I love him, or who I thought him to be, with all that I am, he loves me as best as he is able. We are coming up on forty years together, and before this I would have told you he is my best friend, soul mate and the only living person on earth I trust completely. We love our grown children so much, and travel to see them several times a year. We have a great time together as a family, and they are really settling into happy, positive futures. They are the best thing in my life and the best thing tying me to this tragedy of a relationship. They have no idea of the decade of betrayal or the last five years of my breakdown and panic attacks, and my slow crawl back to a life I can live with. I hid it very well. I know I have chosen the harder path, staying with a man who will not freely admit to his failures or work to atone for the relationship damage or repair himself on a personal level. He has compartmentalized everything like an engineer would. I could never have imagined this becoming our lives, or me staying with anyone who hurt me a fraction of the amount my WH has hurt me, so my journey of self discovery is ongoing.

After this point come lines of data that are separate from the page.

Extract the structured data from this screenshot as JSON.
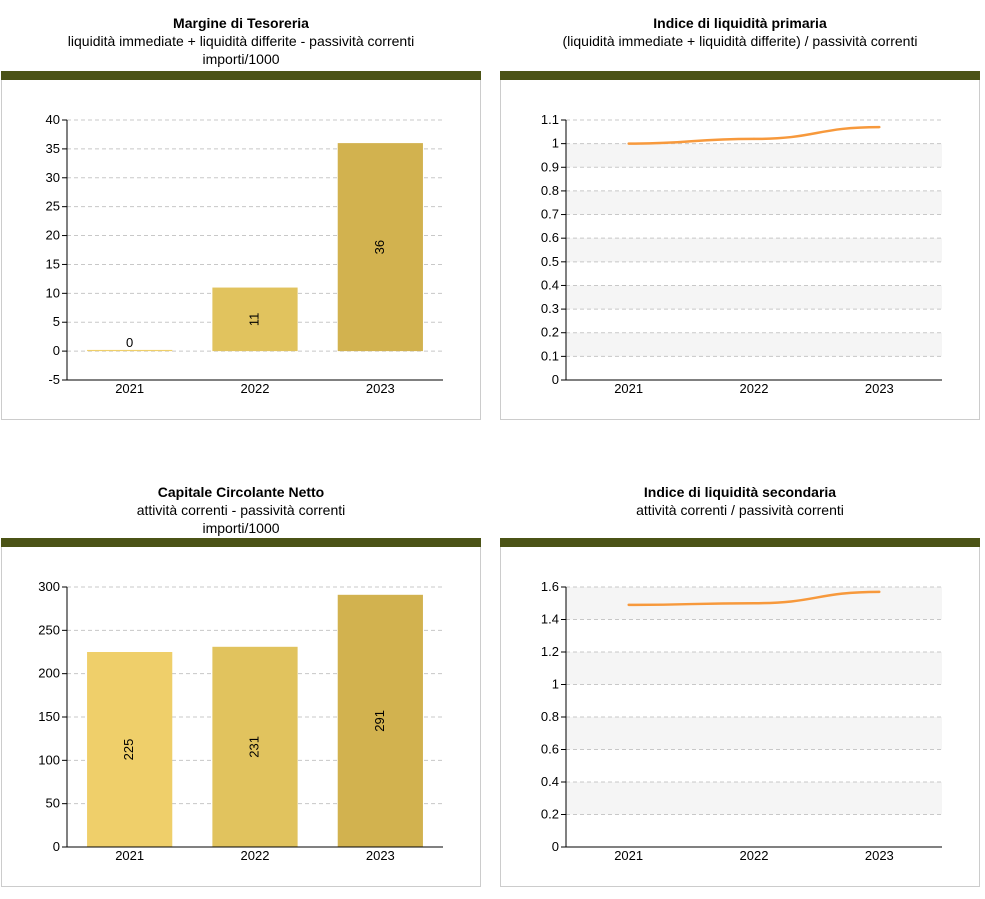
{
  "chart_data": [
    {
      "type": "bar",
      "title": "Margine di Tesoreria",
      "subtitle": "liquidità immediate + liquidità differite - passività correnti",
      "subtitle2": "importi/1000",
      "categories": [
        "2021",
        "2022",
        "2023"
      ],
      "values": [
        0,
        11,
        36
      ],
      "value_labels": [
        "0",
        "11",
        "36"
      ],
      "ylim": [
        -5,
        40
      ],
      "yticks": [
        -5,
        0,
        5,
        10,
        15,
        20,
        25,
        30,
        35,
        40
      ],
      "ytick_labels": [
        "-5",
        "0",
        "5",
        "10",
        "15",
        "20",
        "25",
        "30",
        "35",
        "40"
      ],
      "colors": [
        "#efcf6a",
        "#e1c35e",
        "#d2b24f"
      ],
      "xlabel": "",
      "ylabel": ""
    },
    {
      "type": "line",
      "title": "Indice di liquidità primaria",
      "subtitle": "(liquidità immediate + liquidità differite) / passività correnti",
      "subtitle2": "",
      "categories": [
        "2021",
        "2022",
        "2023"
      ],
      "values": [
        1.0,
        1.02,
        1.07
      ],
      "ylim": [
        0,
        1.1
      ],
      "yticks": [
        0,
        0.1,
        0.2,
        0.3,
        0.4,
        0.5,
        0.6,
        0.7,
        0.8,
        0.9,
        1,
        1.1
      ],
      "ytick_labels": [
        "0",
        "0.1",
        "0.2",
        "0.3",
        "0.4",
        "0.5",
        "0.6",
        "0.7",
        "0.8",
        "0.9",
        "1",
        "1.1"
      ],
      "line_color": "#f7993c",
      "xlabel": "",
      "ylabel": ""
    },
    {
      "type": "bar",
      "title": "Capitale Circolante Netto",
      "subtitle": "attività correnti - passività correnti",
      "subtitle2": "importi/1000",
      "categories": [
        "2021",
        "2022",
        "2023"
      ],
      "values": [
        225,
        231,
        291
      ],
      "value_labels": [
        "225",
        "231",
        "291"
      ],
      "ylim": [
        0,
        300
      ],
      "yticks": [
        0,
        50,
        100,
        150,
        200,
        250,
        300
      ],
      "ytick_labels": [
        "0",
        "50",
        "100",
        "150",
        "200",
        "250",
        "300"
      ],
      "colors": [
        "#efcf6a",
        "#e1c35e",
        "#d2b24f"
      ],
      "xlabel": "",
      "ylabel": ""
    },
    {
      "type": "line",
      "title": "Indice di liquidità secondaria",
      "subtitle": "attività correnti / passività correnti",
      "subtitle2": "",
      "categories": [
        "2021",
        "2022",
        "2023"
      ],
      "values": [
        1.49,
        1.5,
        1.57
      ],
      "ylim": [
        0,
        1.6
      ],
      "yticks": [
        0,
        0.2,
        0.4,
        0.6,
        0.8,
        1,
        1.2,
        1.4,
        1.6
      ],
      "ytick_labels": [
        "0",
        "0.2",
        "0.4",
        "0.6",
        "0.8",
        "1",
        "1.2",
        "1.4",
        "1.6"
      ],
      "line_color": "#f7993c",
      "xlabel": "",
      "ylabel": ""
    }
  ]
}
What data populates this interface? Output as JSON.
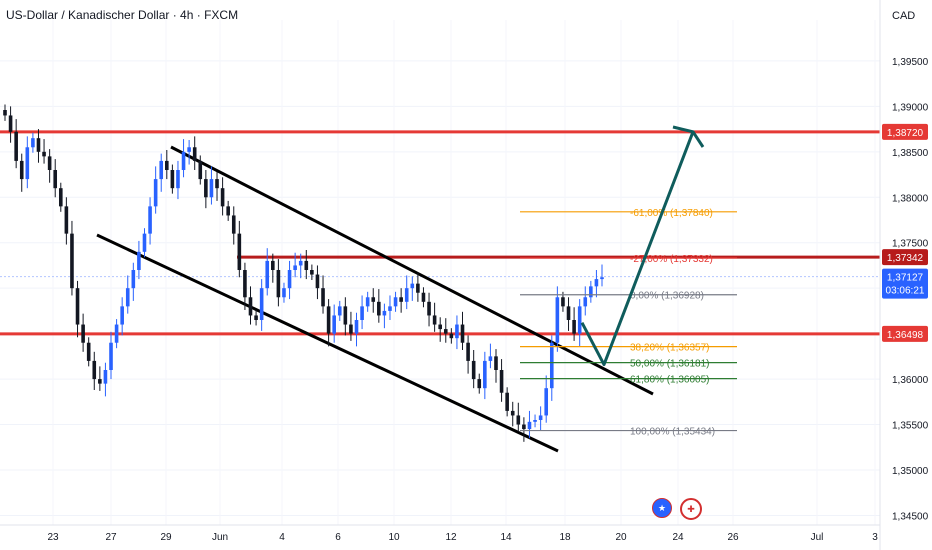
{
  "header": {
    "title": "US-Dollar / Kanadischer Dollar · 4h · FXCM"
  },
  "price_axis": {
    "currency": "CAD"
  },
  "icons": {
    "flag_us": "us-flag-icon",
    "flag_ca": "ca-flag-icon"
  },
  "colors": {
    "bull": "#2962ff",
    "bear": "#131722",
    "level_line": "#e53935",
    "level_dark": "#b71c1c",
    "channel": "#000000",
    "arrow": "#0f5c5c",
    "fib_orange": "#f59c00",
    "fib_green": "#2e7d32",
    "fib_gray": "#787b86",
    "fib_red": "#e53935",
    "current_price": "#2962ff"
  },
  "chart_data": {
    "type": "candlestick",
    "symbol": "US-Dollar / Kanadischer Dollar",
    "timeframe": "4h",
    "source": "FXCM",
    "currency": "CAD",
    "ylim": [
      1.3445,
      1.3995
    ],
    "y_ticks": [
      "1,34500",
      "1,35000",
      "1,35500",
      "1,36000",
      "1,36500",
      "1,37000",
      "1,37500",
      "1,38000",
      "1,38500",
      "1,39000",
      "1,39500"
    ],
    "x_ticks": [
      "23",
      "27",
      "29",
      "Jun",
      "4",
      "6",
      "10",
      "12",
      "14",
      "18",
      "20",
      "24",
      "26",
      "Jul",
      "3"
    ],
    "candle_closes": [
      1.389,
      1.3872,
      1.384,
      1.382,
      1.3855,
      1.3865,
      1.385,
      1.3845,
      1.383,
      1.381,
      1.379,
      1.376,
      1.37,
      1.366,
      1.364,
      1.362,
      1.36,
      1.3595,
      1.361,
      1.364,
      1.366,
      1.368,
      1.37,
      1.372,
      1.374,
      1.376,
      1.379,
      1.382,
      1.384,
      1.383,
      1.381,
      1.383,
      1.385,
      1.3855,
      1.384,
      1.382,
      1.38,
      1.382,
      1.381,
      1.379,
      1.378,
      1.376,
      1.372,
      1.369,
      1.367,
      1.3665,
      1.37,
      1.373,
      1.372,
      1.369,
      1.37,
      1.372,
      1.3725,
      1.373,
      1.372,
      1.3715,
      1.37,
      1.368,
      1.365,
      1.367,
      1.368,
      1.366,
      1.365,
      1.3665,
      1.368,
      1.369,
      1.3685,
      1.367,
      1.3675,
      1.368,
      1.369,
      1.3685,
      1.37,
      1.3705,
      1.3695,
      1.3685,
      1.367,
      1.366,
      1.3655,
      1.365,
      1.3645,
      1.366,
      1.364,
      1.362,
      1.36,
      1.359,
      1.362,
      1.3625,
      1.361,
      1.3585,
      1.3565,
      1.356,
      1.355,
      1.3545,
      1.3553,
      1.3555,
      1.356,
      1.359,
      1.364,
      1.369,
      1.368,
      1.3665,
      1.365,
      1.368,
      1.369,
      1.3702,
      1.371,
      1.3712
    ],
    "annotations": {
      "horizontal_levels": [
        {
          "label": "1,38720",
          "value": 1.3872
        },
        {
          "label": "1,37342",
          "value": 1.37342
        },
        {
          "label": "1,36498",
          "value": 1.36498
        }
      ],
      "current_price": {
        "label": "1,37127",
        "value": 1.37127,
        "countdown": "03:06:21"
      },
      "descending_channel": {
        "upper": [
          {
            "date": "29",
            "value": 1.384
          },
          {
            "date": "20",
            "value": 1.359
          }
        ],
        "lower": [
          {
            "date": "27",
            "value": 1.3755
          },
          {
            "date": "18",
            "value": 1.3525
          }
        ]
      },
      "fibonacci": [
        {
          "label": "-61,00% (1,37840)",
          "value": 1.3784
        },
        {
          "label": "-27,00% (1,37332)",
          "value": 1.37332
        },
        {
          "label": "0,00% (1,36928)",
          "value": 1.36928
        },
        {
          "label": "38,20% (1,36357)",
          "value": 1.36357
        },
        {
          "label": "50,00% (1,36181)",
          "value": 1.36181
        },
        {
          "label": "61,80% (1,36005)",
          "value": 1.36005
        },
        {
          "label": "100,00% (1,35434)",
          "value": 1.35434
        }
      ],
      "projection_path": [
        1.3662,
        1.3616,
        1.3872
      ]
    }
  }
}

I'm sorry for turning this into a therapy session. I had a rough stretch of deep sad thoughts last night, and your post struck a chord for me, maybe hope that this is just another dip in the rollercoaster before I get to an easier stretch like you are in now. I am trying to be patient with myself, to understand that long drawn out trickle truth underground A during recovery puts me on the slowest and least likely path to healing, let alone salvaging a relationship, or even figuring out what I even want anymore. My WH is adamant that we will beat the odds, that we already have and he continues to believe we are currently living our best lives and I should really have chosen happiness by now. He is happy as can be, unless I bring up his "mistake that he has apologized a hundred times for". He never will get it and I have to learn to live with that or live without this marriage. I'm still learning how, I guess.
I really just wanted to say hello, to commiserate, to thank you for taking the time to come back and share and to show a fellow struggling member one possible, positive future. I like to envision a hopeful, happy future for us all here, regardless of whether we reconcile or give up. I hope you continue to have all the fun that grandparenting brings and wish the best for you and your family. I also hope you check in again someday, with more positive news and hope for those a little further behind you on the healing path. Best to you.